Sünger Etkisi: Ormanlar Bir "Sünger" Gibi Davranarak Hem Selleri, Hem Erozyonu, Hem de Kuraklığı Önlüyor!
Ormanlar, gezegenimizdeki kara yüzeylerinin yaklaşık %31'ini kaplamaktadır. Sayısız canlı türüne yaşam alanı sağlarlar, karbon döngüsünde hayati bir rol oynarlar ve her zaman görünür olmayabilecek şekillerde insanların hayatta kalması için çok önemlidirler. Bu ekosistemlerin en dikkat çekici ancak daha az tartışılan rollerinden biri de su yönetimindeki işlevleridir. Doğal süngerler gibi davranan ormanlar suyu emer, depolar ve doğru zamanda salarak gezegenimizin hidrolojik dengesinin korunmasında kritik bir rol oynar. Bu yetenek sadece orman içindeki biyolojik çeşitliliği desteklemekle kalmaz, aynı zamanda su kaynaklarını dengeleyerek ve doğal afetleri azaltarak insan nüfusunu da besler. Ormanların suyu nasıl yönettiğini anlamak, odun ve yaban hayatının ötesindeki değerleri hakkında çok şey ortaya koyabilir.

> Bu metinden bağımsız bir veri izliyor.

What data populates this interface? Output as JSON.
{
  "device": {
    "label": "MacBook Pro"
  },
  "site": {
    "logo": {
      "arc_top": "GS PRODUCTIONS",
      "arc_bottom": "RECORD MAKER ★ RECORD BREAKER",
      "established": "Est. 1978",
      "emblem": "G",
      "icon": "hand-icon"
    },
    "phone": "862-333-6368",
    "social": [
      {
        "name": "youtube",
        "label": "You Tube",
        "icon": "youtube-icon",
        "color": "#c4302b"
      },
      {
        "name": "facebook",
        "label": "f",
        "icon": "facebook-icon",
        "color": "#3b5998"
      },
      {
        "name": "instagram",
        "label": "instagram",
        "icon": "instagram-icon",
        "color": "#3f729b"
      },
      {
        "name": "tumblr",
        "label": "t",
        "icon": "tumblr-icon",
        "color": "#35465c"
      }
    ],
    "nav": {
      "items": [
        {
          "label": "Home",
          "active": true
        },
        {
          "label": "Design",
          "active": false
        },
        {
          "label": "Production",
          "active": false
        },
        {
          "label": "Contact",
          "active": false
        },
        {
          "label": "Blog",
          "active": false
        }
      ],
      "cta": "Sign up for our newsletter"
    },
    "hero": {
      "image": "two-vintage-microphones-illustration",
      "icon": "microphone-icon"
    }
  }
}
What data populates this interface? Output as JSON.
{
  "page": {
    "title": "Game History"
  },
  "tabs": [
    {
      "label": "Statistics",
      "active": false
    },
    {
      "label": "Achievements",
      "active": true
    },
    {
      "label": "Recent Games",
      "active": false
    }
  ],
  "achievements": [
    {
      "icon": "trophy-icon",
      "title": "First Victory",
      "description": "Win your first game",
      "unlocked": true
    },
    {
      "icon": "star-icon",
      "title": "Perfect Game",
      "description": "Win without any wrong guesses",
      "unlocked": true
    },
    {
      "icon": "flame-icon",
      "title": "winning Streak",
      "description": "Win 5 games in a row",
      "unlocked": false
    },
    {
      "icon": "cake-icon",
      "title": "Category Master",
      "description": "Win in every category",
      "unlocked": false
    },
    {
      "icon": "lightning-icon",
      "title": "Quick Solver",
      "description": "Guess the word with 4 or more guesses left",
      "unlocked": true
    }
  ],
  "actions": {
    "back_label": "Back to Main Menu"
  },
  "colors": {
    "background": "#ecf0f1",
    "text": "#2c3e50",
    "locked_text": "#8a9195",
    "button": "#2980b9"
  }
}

Hidrolojik Döngü ve Ormanlar
Ormanların en iyi bilinen işlevi atmosferik karbondioksitin (CO2) emilimidir. Özellikle biyolojik olarak genç olan geniş bitki örtüsü kitleleri tarafından gerçekleştirilen fotosentez, atmosferin küresel ısınmasına neden olan en önemli gaz olan CO2'nin emilmesinde önemli bir unsurdur. Bu kabul, Kyoto Protokolü'nün imzalanması sırasında bir araya gelen tüm uzmanların, havadaki yüksek ve artan CO2 konsantrasyonunun azaltılmasına yardımcı olan ekosistemleri ifade etmek üzere "karbon yutağı" (İng: "carbon sink") terimini kullanmalarına yol açmıştır.

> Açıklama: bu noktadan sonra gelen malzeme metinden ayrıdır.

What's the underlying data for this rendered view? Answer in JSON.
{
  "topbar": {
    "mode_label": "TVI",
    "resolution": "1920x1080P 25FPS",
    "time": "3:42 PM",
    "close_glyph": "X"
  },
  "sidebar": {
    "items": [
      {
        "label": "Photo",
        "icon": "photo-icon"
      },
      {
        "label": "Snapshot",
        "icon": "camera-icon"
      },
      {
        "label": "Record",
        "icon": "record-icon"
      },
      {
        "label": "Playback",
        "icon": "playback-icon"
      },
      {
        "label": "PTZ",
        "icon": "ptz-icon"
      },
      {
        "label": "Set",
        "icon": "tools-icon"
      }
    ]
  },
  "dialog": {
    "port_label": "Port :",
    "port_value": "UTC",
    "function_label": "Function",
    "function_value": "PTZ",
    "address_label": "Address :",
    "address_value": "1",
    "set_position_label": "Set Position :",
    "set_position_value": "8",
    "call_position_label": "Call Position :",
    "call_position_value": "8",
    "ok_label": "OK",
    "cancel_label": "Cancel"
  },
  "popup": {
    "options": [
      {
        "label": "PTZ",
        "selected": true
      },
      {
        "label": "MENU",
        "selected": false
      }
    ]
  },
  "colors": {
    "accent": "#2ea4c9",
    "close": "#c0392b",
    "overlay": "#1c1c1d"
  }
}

Son yıllarda biyologlar, bitkilerin atmosferden CO2 emdiği, karbonun bir kısmını depoladığı ve havaya oksijen geri verdiği süreci anlamak için önemli veriler keşfetti. Keşiflerden biri, ılıman ormanların daha fazla CO2 emen ormanlar olduğu, tropikal ormanların ise emilen ve salınan CO2 arasında genellikle bir denge sağladığıdır. Bu nedenle ormansızlaşmaya karşı mücadele iklim değişikliğini azaltmak için çok önemlidir.

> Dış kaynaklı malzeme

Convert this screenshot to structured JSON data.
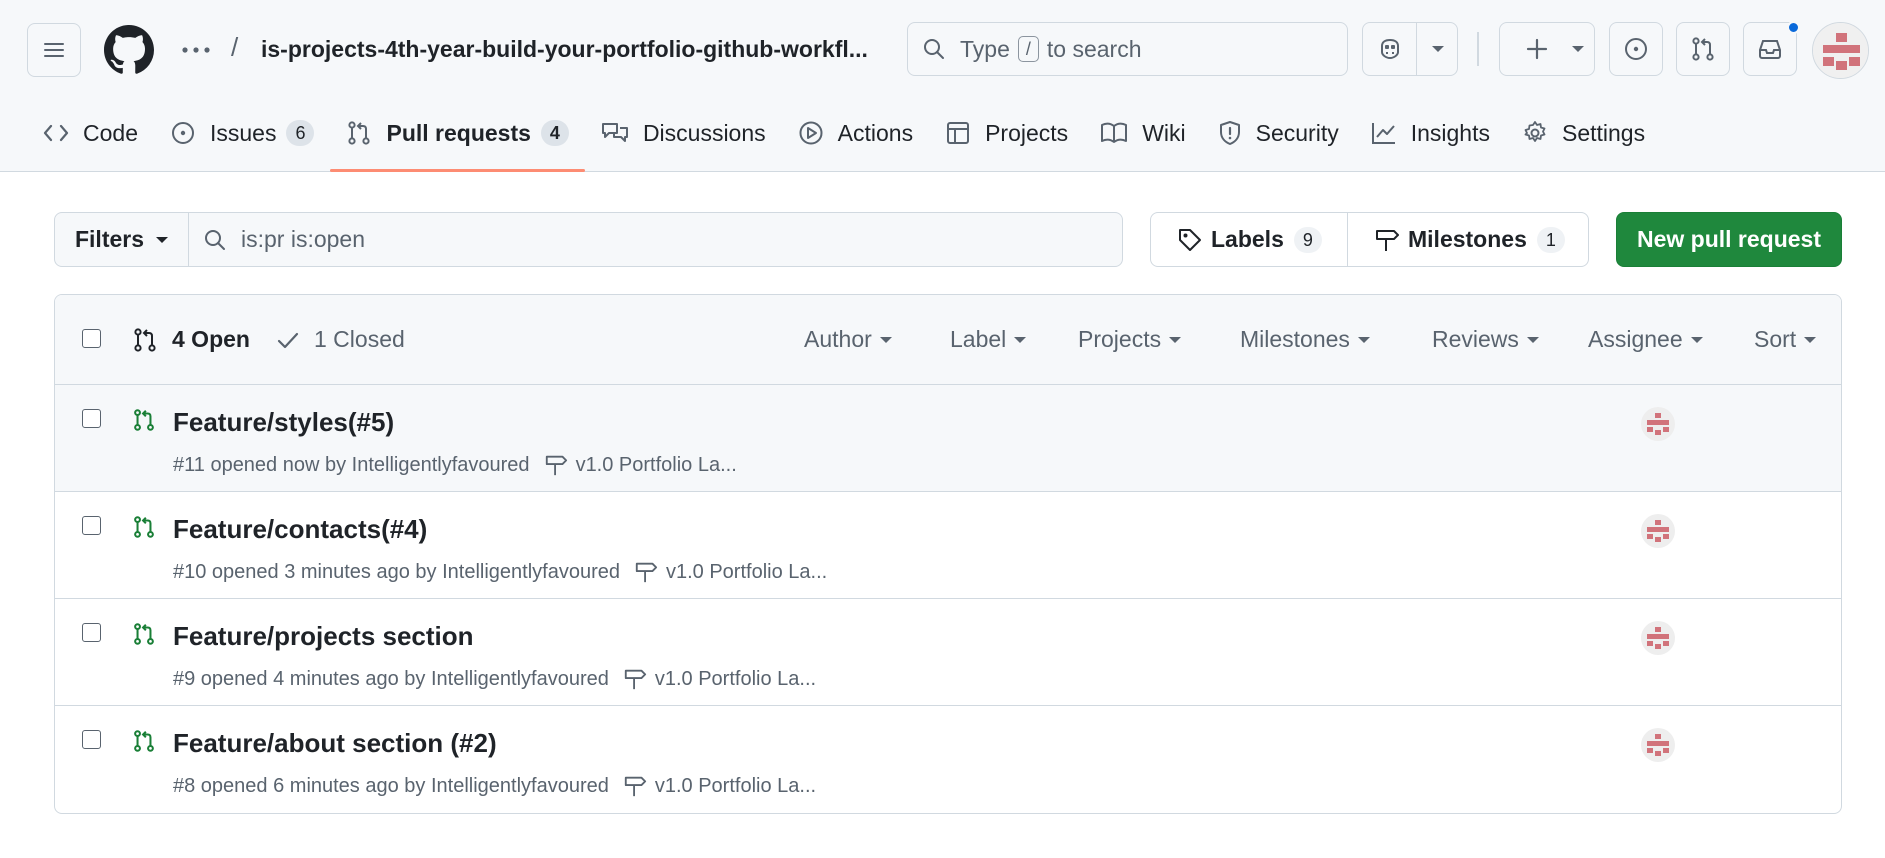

Bununla birlikte, son birkaç on yılda bilim, ormanların iklimbilim ve hidrolojideki önemini, gezegenin dengesi için de gerekli olan yönlerini derinlemesine incelemiştir. Görünen o ki ormanlar, suyu filtreler ve temizler, aksi takdirde toprağı aşındıracak olan şiddetli yağışların neden olduğu su akışını azaltır ve sel meydana geldiğinde nehir kıyılarının yer değiştirmesini önler. Orman toprağı, mera ile kaplı toprağa göre dört kat, bitki örtüsü olmayan toprağa göre ise 18 kat daha fazla yağmur suyunu emer. Bu nedenle orman toprağı, toprak kayması ve sel gibi suyla ilgili afet riskinin azaltılmasına katkıda bulunur.
Bu nedenle biyologlar, su döngüsündeki rollerini tanımlarken ormanları sık sık süngerlere benzetirler; çünkü büyük miktarlarda suyu depolayabilir ve bitkilerin yaprakları aracılığıyla serbest bırakabilirler. Araştırmacılar, 30 metrelik bir ağacın buhar olarak ortalama 3.000 litreden fazla su yayabildiğini hesaplamaktadır. Bu nedenle, ormanların yarattığı mikro iklimin önemini anlayabiliriz; zira bunlar genellikle çölleşmenin ilerlemesine karşı bir bariyer görevi görür ve Dünya'nın iklim dengesinde kilit bir unsurdur.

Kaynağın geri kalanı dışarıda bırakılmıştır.